Quello che sappiamo di non sapere sul boom di liquidità

Tutto ciò premesso, proviamo a riassumere cosa sappiamo finora. Un’analisi di 48 studi empirici pubblicati fino al 2019 (Paola di Casola, Banca centrale svedese, Suerf Policy Note n.243), che riguarda la Banca centrale europea, la Federal Reserve e la Bank of England, analizza l’effetto macroeconomico di un aumento della massa monetaria primaria – cioè quella prodotta direttamente dalle banche centrali – pari a cento punti base di prodotto interno lordo. In linea teorica, tale aumento può influenzare le grandi economie avanzate soprattutto attraverso due canali: riduce il premio al rischio e il premio alla liquidità che di solito si paga sui tassi di interesse sulle attività finanziarie a più lungo termine.

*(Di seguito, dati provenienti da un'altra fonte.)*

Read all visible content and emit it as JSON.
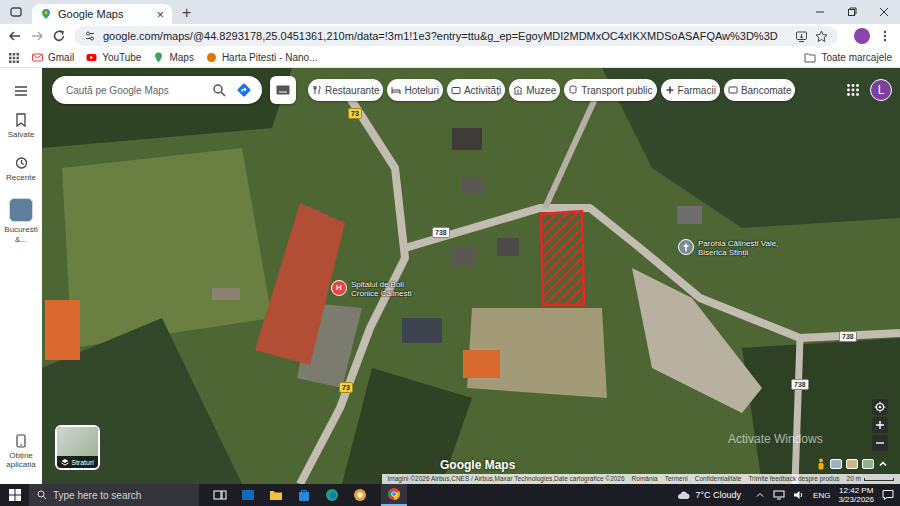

In termini pratici, tale aumento della massa monetaria ha provocato in media un aumento del prodotto interno lordo pari a 36 punti base negli Stati Uniti, 22 punti base nell’Area euro e 12 punti base nel Regno Unito. L’effetto stimato sull’inflazione è stato di 21 punti base negli Stati Uniti, di 11 punti base nell’Area euro e di 4 punti base nel Regno Unito. Allo stesso tempo, però, la dispersione dei risultati è molto alta, ed è tanto più alta quanto più gli effetti stimati sono alti, cioè nel caso degli Stati Uniti. Dunque l’ultra-espansione monetaria appare aver avuto effetti positivi sull’economia; è un risultato che piace molto alle colombe.

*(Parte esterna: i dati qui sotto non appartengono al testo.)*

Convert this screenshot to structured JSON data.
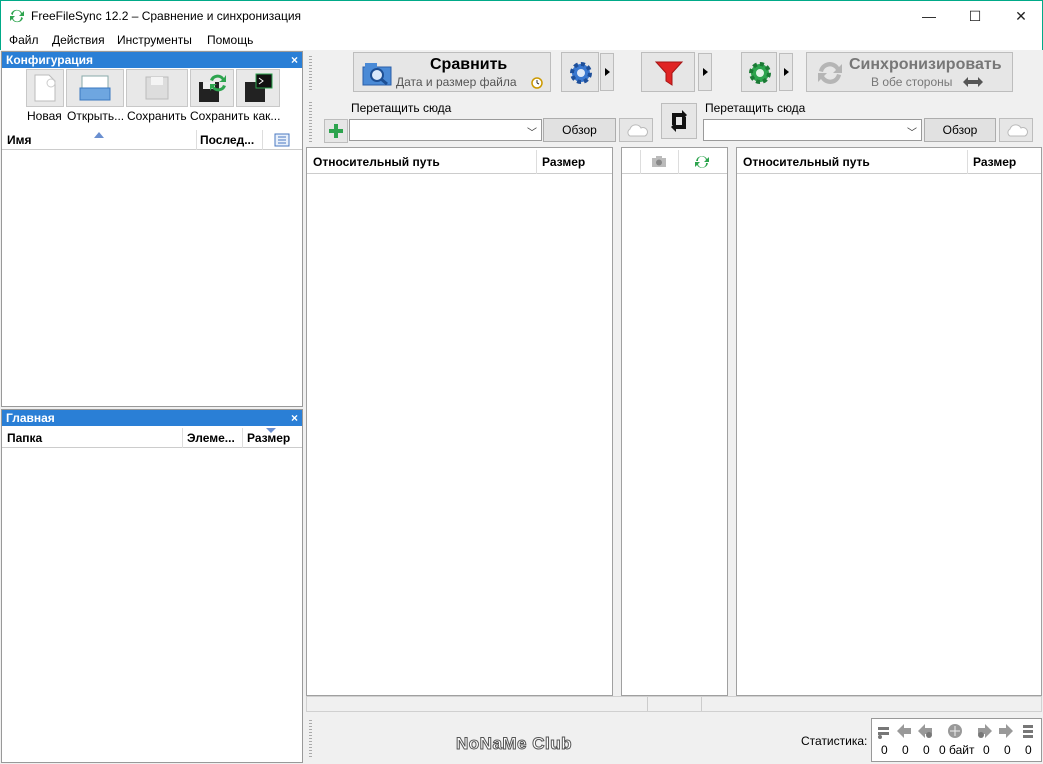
{
  "window": {
    "title": "FreeFileSync 12.2 – Сравнение и синхронизация",
    "minimize": "—",
    "maximize": "☐",
    "close": "✕"
  },
  "menu": [
    "Файл",
    "Действия",
    "Инструменты",
    "Помощь"
  ],
  "config_panel": {
    "title": "Конфигурация",
    "close": "×",
    "buttons": [
      {
        "label": "Новая",
        "icon": "new-file-icon"
      },
      {
        "label": "Открыть...",
        "icon": "open-folder-icon"
      },
      {
        "label": "Сохранить",
        "icon": "save-icon"
      },
      {
        "label": "Сохранить как...",
        "icon": "save-as-icon"
      },
      {
        "label": "",
        "icon": "save-batch-icon"
      }
    ],
    "columns": [
      "Имя",
      "Послед..."
    ]
  },
  "overview_panel": {
    "title": "Главная",
    "close": "×",
    "columns": [
      "Папка",
      "Элеме...",
      "Размер"
    ]
  },
  "toolbar": {
    "compare_label": "Сравнить",
    "compare_sub": "Дата и размер файла",
    "sync_label": "Синхронизировать",
    "sync_sub": "В обе стороны"
  },
  "folders": {
    "left_label": "Перетащить сюда",
    "right_label": "Перетащить сюда",
    "browse": "Обзор",
    "left_value": "",
    "right_value": ""
  },
  "grid": {
    "left_columns": [
      "Относительный путь",
      "Размер"
    ],
    "right_columns": [
      "Относительный путь",
      "Размер"
    ]
  },
  "status": {
    "watermark": "NoNaMe Club",
    "stats_label": "Статистика:",
    "counts": [
      "0",
      "0",
      "0",
      "0 байт",
      "0",
      "0",
      "0"
    ]
  }
}
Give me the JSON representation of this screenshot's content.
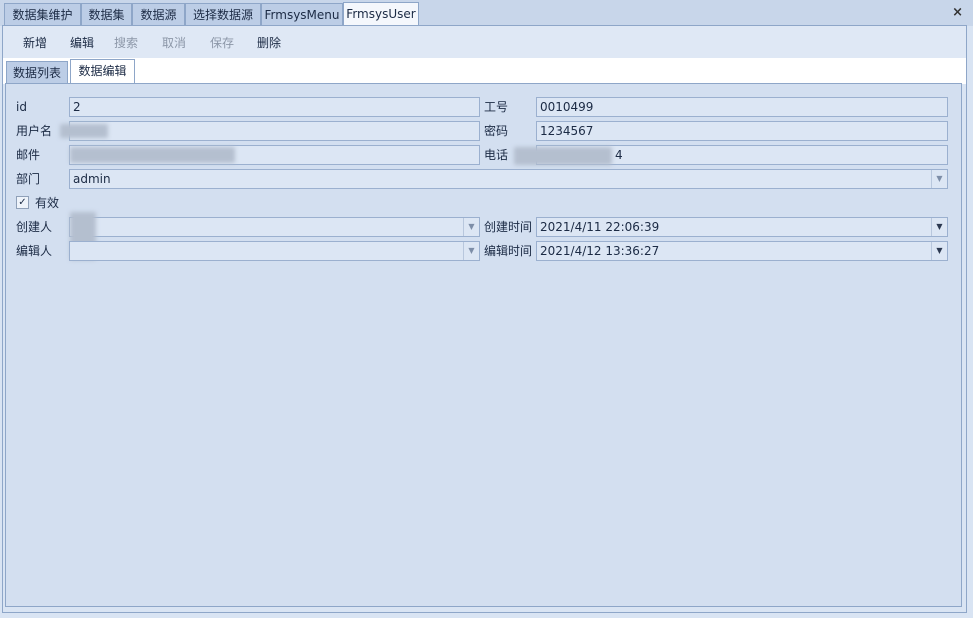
{
  "doc_tabs": [
    {
      "label": "数据集维护",
      "active": false
    },
    {
      "label": "数据集",
      "active": false
    },
    {
      "label": "数据源",
      "active": false
    },
    {
      "label": "选择数据源",
      "active": false
    },
    {
      "label": "FrmsysMenu",
      "active": false
    },
    {
      "label": "FrmsysUser",
      "active": true
    }
  ],
  "close_symbol": "×",
  "toolbar": {
    "add": "新增",
    "edit": "编辑",
    "search": "搜索",
    "cancel": "取消",
    "save": "保存",
    "delete": "删除"
  },
  "sub_tabs": {
    "list": "数据列表",
    "edit": "数据编辑"
  },
  "form": {
    "id_label": "id",
    "id_value": "2",
    "job_no_label": "工号",
    "job_no_value": "0010499",
    "username_label": "用户名",
    "username_value": "",
    "password_label": "密码",
    "password_value": "1234567",
    "email_label": "邮件",
    "email_value": "",
    "phone_label": "电话",
    "phone_value": "4",
    "dept_label": "部门",
    "dept_value": "admin",
    "valid_label": "有效",
    "valid_checked": true,
    "creator_label": "创建人",
    "creator_value": "",
    "create_time_label": "创建时间",
    "create_time_value": "2021/4/11 22:06:39",
    "editor_label": "编辑人",
    "editor_value": "",
    "edit_time_label": "编辑时间",
    "edit_time_value": "2021/4/12 13:36:27"
  },
  "icons": {
    "checkbox": "✓",
    "dropdown": "▼"
  }
}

Ma la domanda dei falchi è: quali sono i rischi nascosti di tale politica, in termini di bolle dei prezzi, siano essi quelli dei beni e dei servizi, delle attività finanziarie, o delle case?

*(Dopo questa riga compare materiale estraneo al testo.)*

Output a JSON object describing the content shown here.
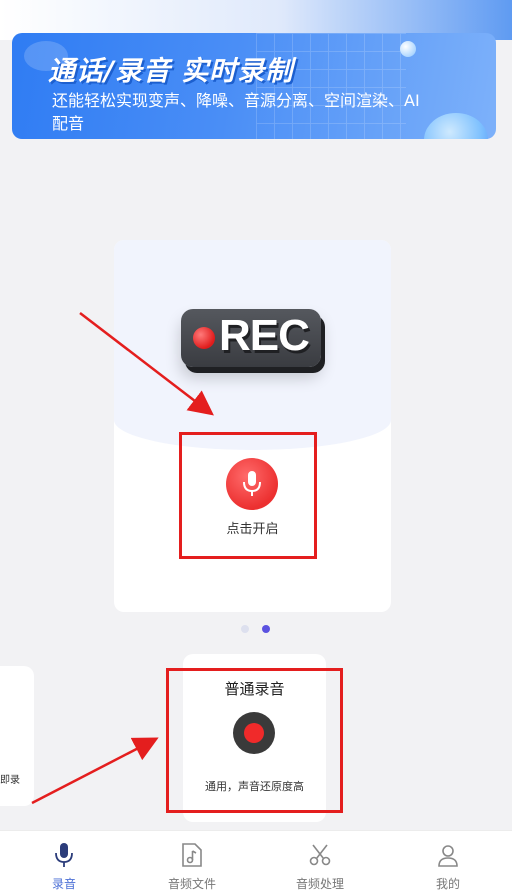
{
  "banner": {
    "title": "通话/录音 实时录制",
    "subtitle": "还能轻松实现变声、降噪、音源分离、空间渲染、AI配音"
  },
  "record_card": {
    "badge_text": "REC",
    "start_label": "点击开启"
  },
  "carousel": {
    "page_count": 2,
    "active_index": 1
  },
  "mode_card": {
    "title": "普通录音",
    "description": "通用，声音还原度高"
  },
  "side_card": {
    "text": "即录"
  },
  "tabs": [
    {
      "label": "录音",
      "icon": "mic-icon",
      "active": true
    },
    {
      "label": "音频文件",
      "icon": "music-file-icon",
      "active": false
    },
    {
      "label": "音频处理",
      "icon": "scissors-icon",
      "active": false
    },
    {
      "label": "我的",
      "icon": "user-icon",
      "active": false
    }
  ],
  "colors": {
    "accent": "#4b6fd6",
    "record_red": "#ec3030",
    "highlight_red": "#e41e1e",
    "banner_blue": "#2f7cf3"
  }
}
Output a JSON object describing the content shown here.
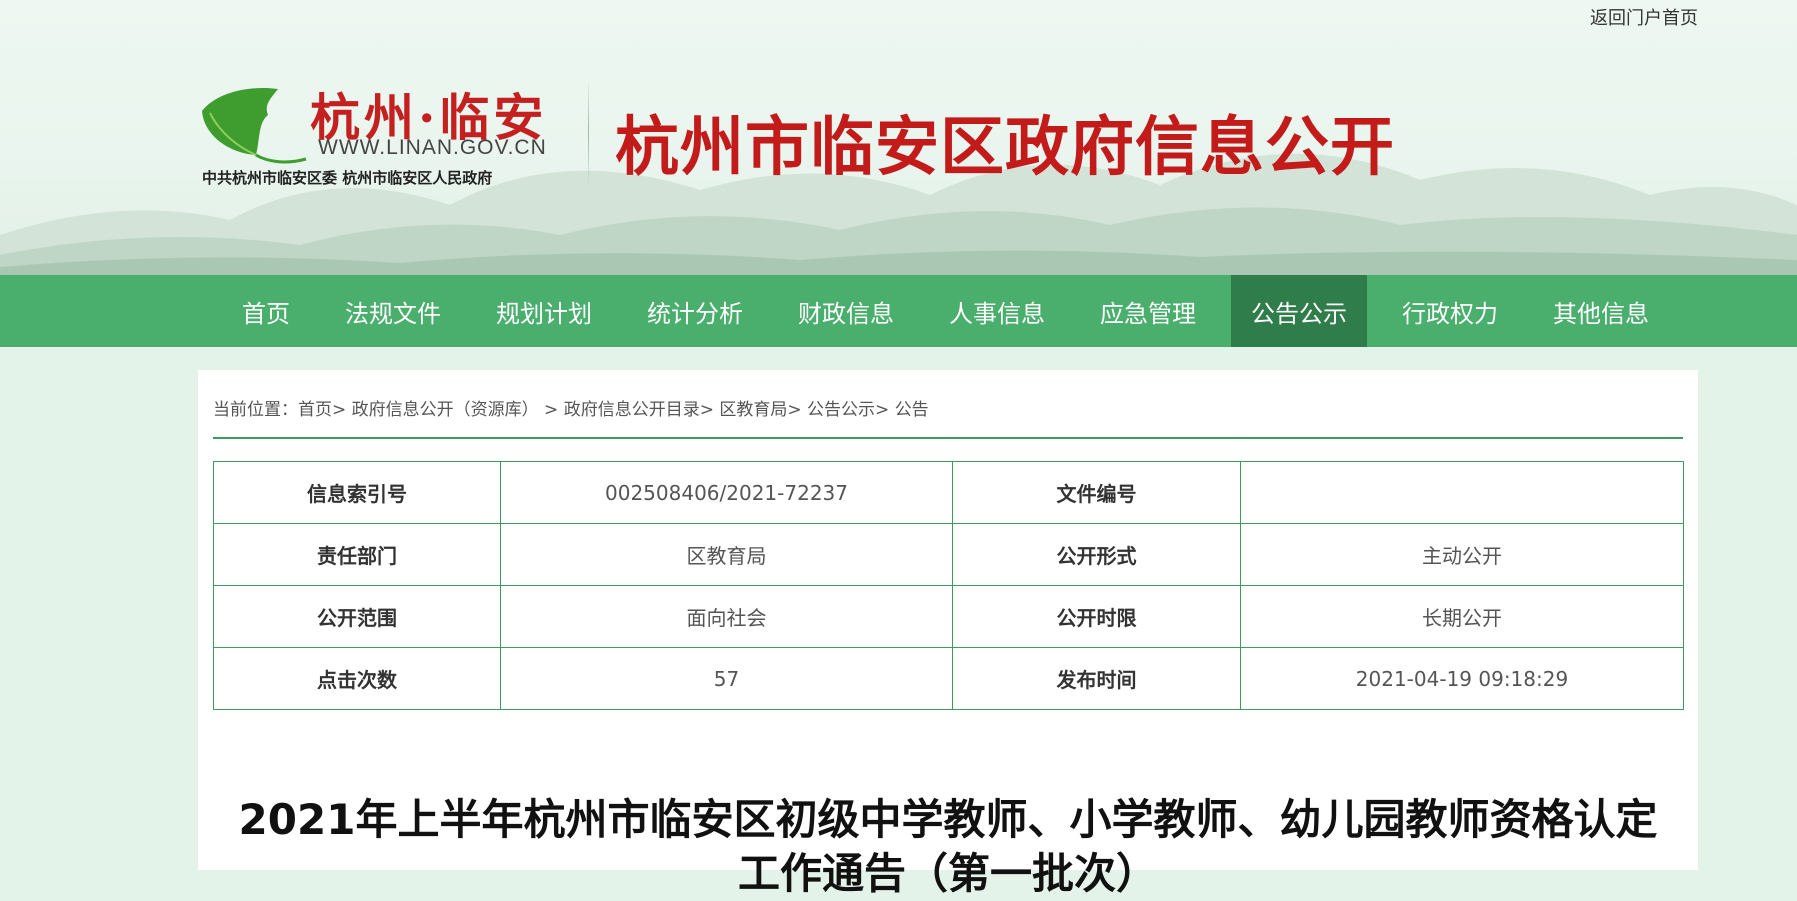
{
  "header": {
    "portal_link": "返回门户首页",
    "logo_brand": "杭州·临安",
    "logo_url": "WWW.LINAN.GOV.CN",
    "logo_orgs": "中共杭州市临安区委  杭州市临安区人民政府",
    "site_title": "杭州市临安区政府信息公开"
  },
  "nav": {
    "items": [
      "首页",
      "法规文件",
      "规划计划",
      "统计分析",
      "财政信息",
      "人事信息",
      "应急管理",
      "公告公示",
      "行政权力",
      "其他信息"
    ],
    "active_index": 7
  },
  "breadcrumb": {
    "prefix": "当前位置：",
    "items": [
      "首页",
      "政府信息公开（资源库）",
      "政府信息公开目录",
      "区教育局",
      "公告公示",
      "公告"
    ]
  },
  "meta": {
    "rows": [
      {
        "k1": "信息索引号",
        "v1": "002508406/2021-72237",
        "k2": "文件编号",
        "v2": ""
      },
      {
        "k1": "责任部门",
        "v1": "区教育局",
        "k2": "公开形式",
        "v2": "主动公开"
      },
      {
        "k1": "公开范围",
        "v1": "面向社会",
        "k2": "公开时限",
        "v2": "长期公开"
      },
      {
        "k1": "点击次数",
        "v1": "57",
        "k2": "发布时间",
        "v2": "2021-04-19 09:18:29"
      }
    ]
  },
  "document": {
    "title_line1": "2021年上半年杭州市临安区初级中学教师、小学教师、幼儿园教师资格认定",
    "title_line2": "工作通告（第一批次）"
  },
  "colors": {
    "nav_bg": "#4aae6d",
    "nav_active": "#2f7d4a",
    "title_red": "#c31a1a",
    "table_border": "#3c9c5e",
    "page_bg": "#e4f3e9"
  }
}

Qui l’unica risposta è che in generale la relazione tra massa monetaria e prezzi esiste, ma la sua dinamica in termini di tempi e modi è difficilmente prevedibile, soprattutto nelle fasi congiunturali straordinarie, come l’attuale; ad esempio, citando Milton Friedman, un premio Nobel per l’Economia difficilmente incasellabile nella categoria delle colombe, la relazione tra moneta e prezzi al consumo può palesarsi dopo «lunghi e variabili ritardi». Nondimeno, è una relazione, quindi un rischio, che esiste. Sarà importante che le banche centrali, Bce inclusa, non lo dimentichino mai.